When the reason for the hospitalization of the patients is examined; The first three diseases are myocardial infarction, heart failure, and arrhythmia, respectively. In the study conducted by Kutlu et al.
5 the reasons for hospitalization were myocardial infarction, heart failure, and hypertension. Çam et al.
20 reported that among patients who were in intensive care, it was observed that they received 8.67 points from the subdimension of anxiety and 9.36 points from the subdimension of depression in the same way as our study. Similar results were obtained in our study, which supports the findings of the mentioned study. In a study conducted in intensive care, patients were found to score 12.1 points from the subdimension of anxiety and 11.5 points from the subdimension of depression
6. The results of our study and the results of the current study support each other, and the anxiety score in our study was 9.18±3.41 in female individuals and the mean of male patients is 7.48±3.5.
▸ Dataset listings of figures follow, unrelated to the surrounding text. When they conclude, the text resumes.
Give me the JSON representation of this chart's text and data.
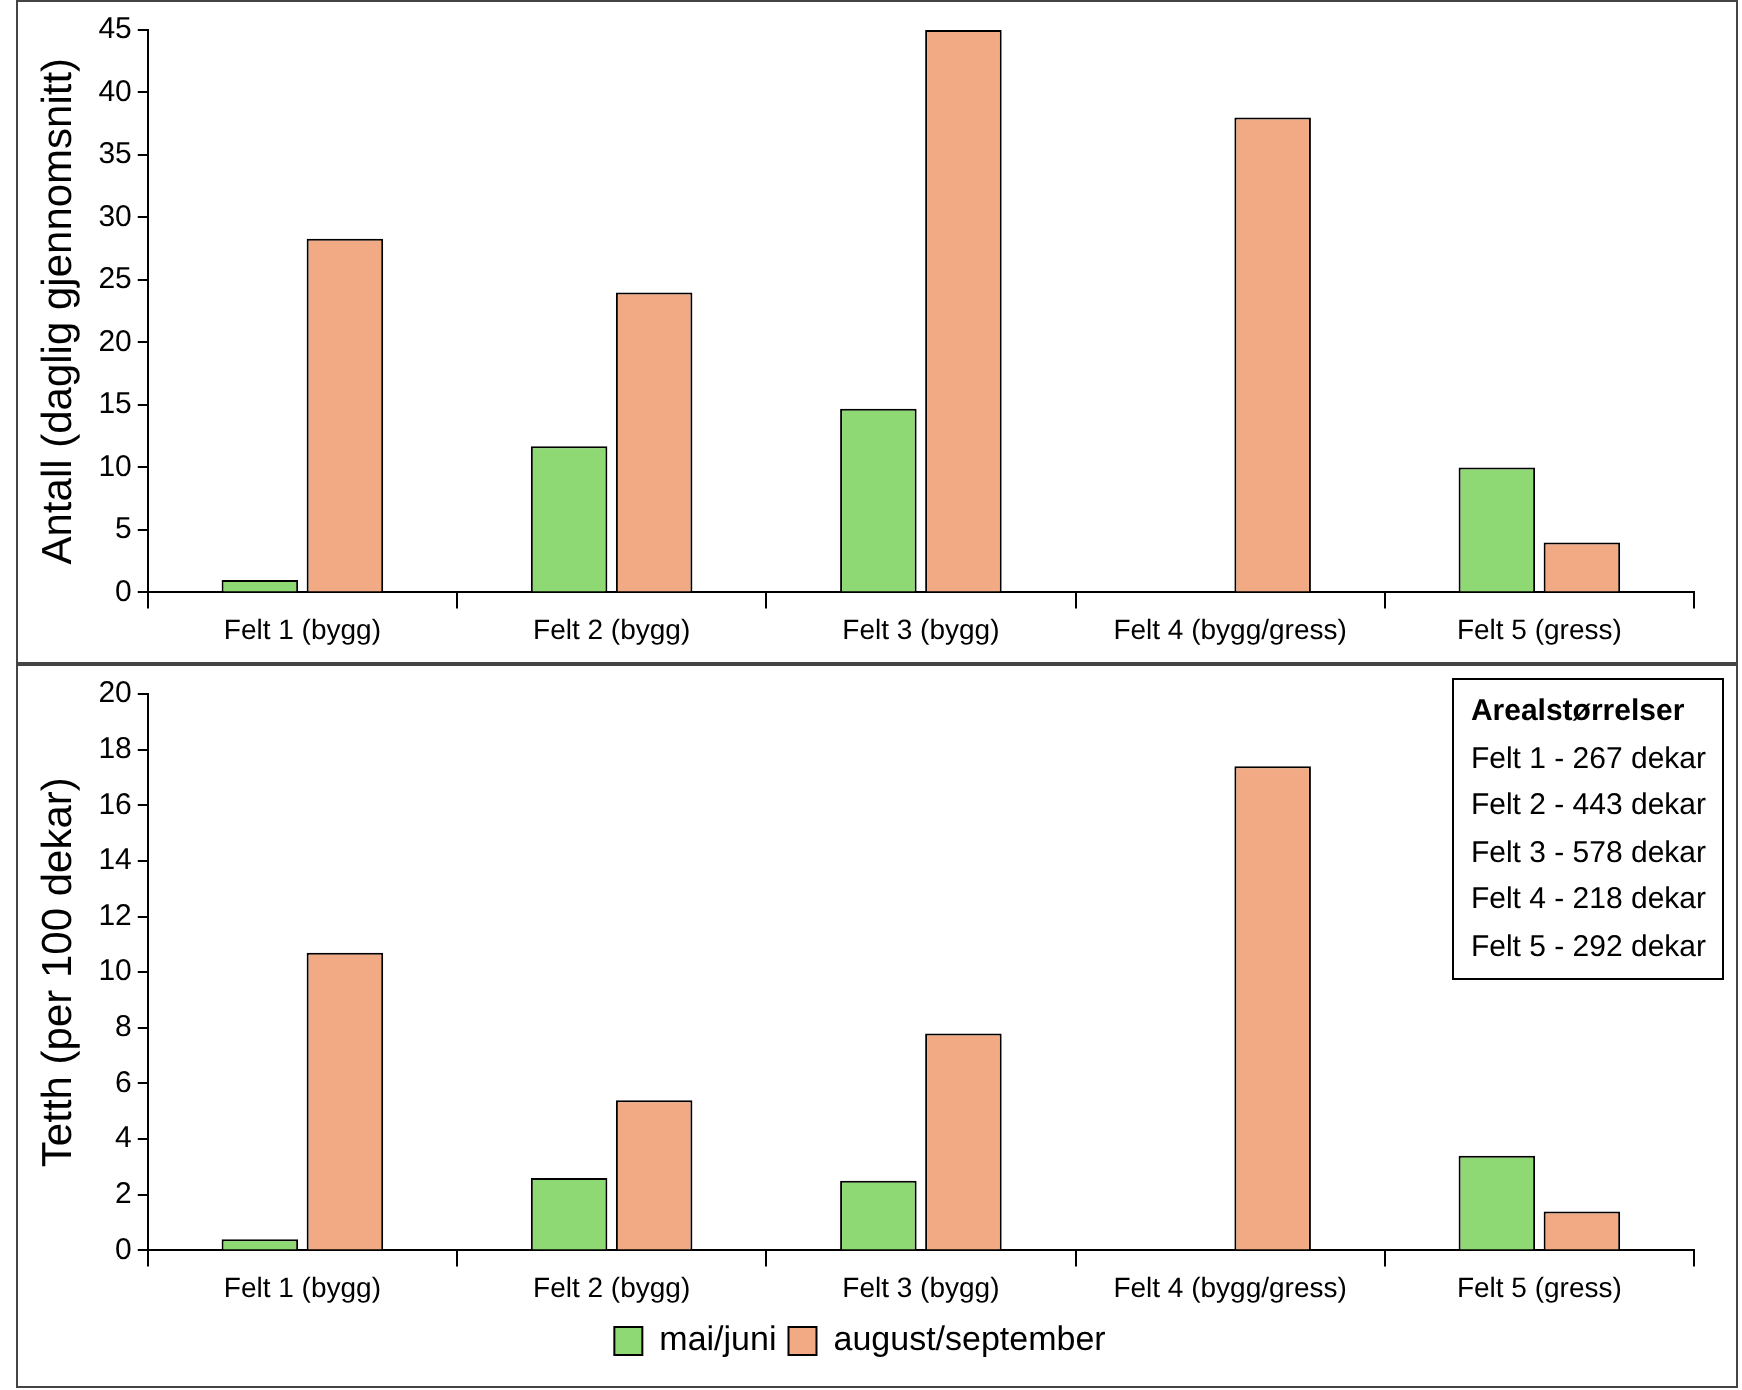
{
  "chart_data": [
    {
      "type": "bar",
      "ylabel": "Antall (daglig gjennomsnitt)",
      "categories": [
        "Felt 1 (bygg)",
        "Felt 2 (bygg)",
        "Felt 3 (bygg)",
        "Felt 4 (bygg/gress)",
        "Felt 5 (gress)"
      ],
      "series": [
        {
          "color": "#8ed973",
          "values": [
            1,
            11.7,
            14.7,
            0,
            10
          ]
        },
        {
          "color": "#f2aa84",
          "values": [
            28.3,
            24,
            45,
            38,
            4
          ]
        }
      ],
      "ylim": [
        0,
        45
      ],
      "yticks": [
        0,
        5,
        10,
        15,
        20,
        25,
        30,
        35,
        40,
        45
      ],
      "grid": false,
      "legend": false
    },
    {
      "type": "bar",
      "ylabel": "Tetth (per 100 dekar)",
      "categories": [
        "Felt 1 (bygg)",
        "Felt 2 (bygg)",
        "Felt 3 (bygg)",
        "Felt 4 (bygg/gress)",
        "Felt 5 (gress)"
      ],
      "series": [
        {
          "name": "mai/juni",
          "color": "#8ed973",
          "values": [
            0.4,
            2.6,
            2.5,
            0,
            3.4
          ]
        },
        {
          "name": "august/september",
          "color": "#f2aa84",
          "values": [
            10.7,
            5.4,
            7.8,
            17.4,
            1.4
          ]
        }
      ],
      "ylim": [
        0,
        20
      ],
      "yticks": [
        0,
        2,
        4,
        6,
        8,
        10,
        12,
        14,
        16,
        18,
        20
      ],
      "grid": false,
      "legend": "bottom",
      "annotations": [
        "Arealstørrelser",
        "Felt 1 - 267 dekar",
        "Felt 2 - 443 dekar",
        "Felt 3 - 578 dekar",
        "Felt 4 - 218 dekar",
        "Felt 5 - 292 dekar"
      ]
    }
  ]
}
In terms of gender-basedmean, it was determined that the mean points of female patients for in terms of anxiety and depression were higher than those of male patients with significant levels. Sarigul’s19 study found that anxiety and depression were higher in female patients. Similarly, anxiety and depression levels were shown to be significantly greater in female patients in a study of patients in a cardiology critical care unit5. Similar to our study, it was shown that women experienced higher levels of anxiety in studies done in the intensive care unit21,6. The structural characteristics, family and social position, and cultural characteristics of female patients can cause women to become more prone to depression.
The rate of depression was found higher in patients aged over 60 in our study. In other studies, similar to our study, it was observed that the predisposition to depression increased as age increased 22,23. Increased fear of death and feelings of loneliness in later life is thought to cause depression to become more common in older age.
When examined for marital status, the rate of depression was found higher in patients whose spouses had died or were divorced. The mean anxiety score of patients whose spouses died or divorced was higher but was not statistically significant. In a similar study, single patients were found to score higher than the depression subdimension19. Similarly, in the study of Buldan et al.24 single patients were found to have higher anxiety and depression scores. It is thought to be easier for those who are married to cope emotionally with their illness thanks to the familial and social support they receive.
In our study, the mean scores of primary school graduates and undergraduate patients with anxiety and depression, were significantly higher. Similar to our work, other studies found that the mean of primary school graduates and undergrads or non-literate authors was higher in anxiety and depression points5,19.
Anxiety, and depression, score means were higher in patients who stated that any stress condition existed. Psychological stressors are known to increase susceptibility to cardiovascular diseases and need to be more sensitive about psychological support if patients have any stress. In our study, the mean anxiety score of patients with poor perceptions of health conditions was higher.
Patients admitted to the hospital with a diagnosis of hypertension were found to have a higher mean anxiety score. In the study of Kutlu et al.5 it was observed that the mean anxiety score was higher in patients who had myocardial infarction. Patients who expressed poor perception of health conditions had higher mean scores of depression, and anxiety.
The limitations of this study should be taken into account when interpreting the findings. The study may need to be replicated with bigger samples due to the tiny sample size employed. Questionnaires and qualitative research techniques can be utilized to better understand how patients perceive and feel anxiety and depression.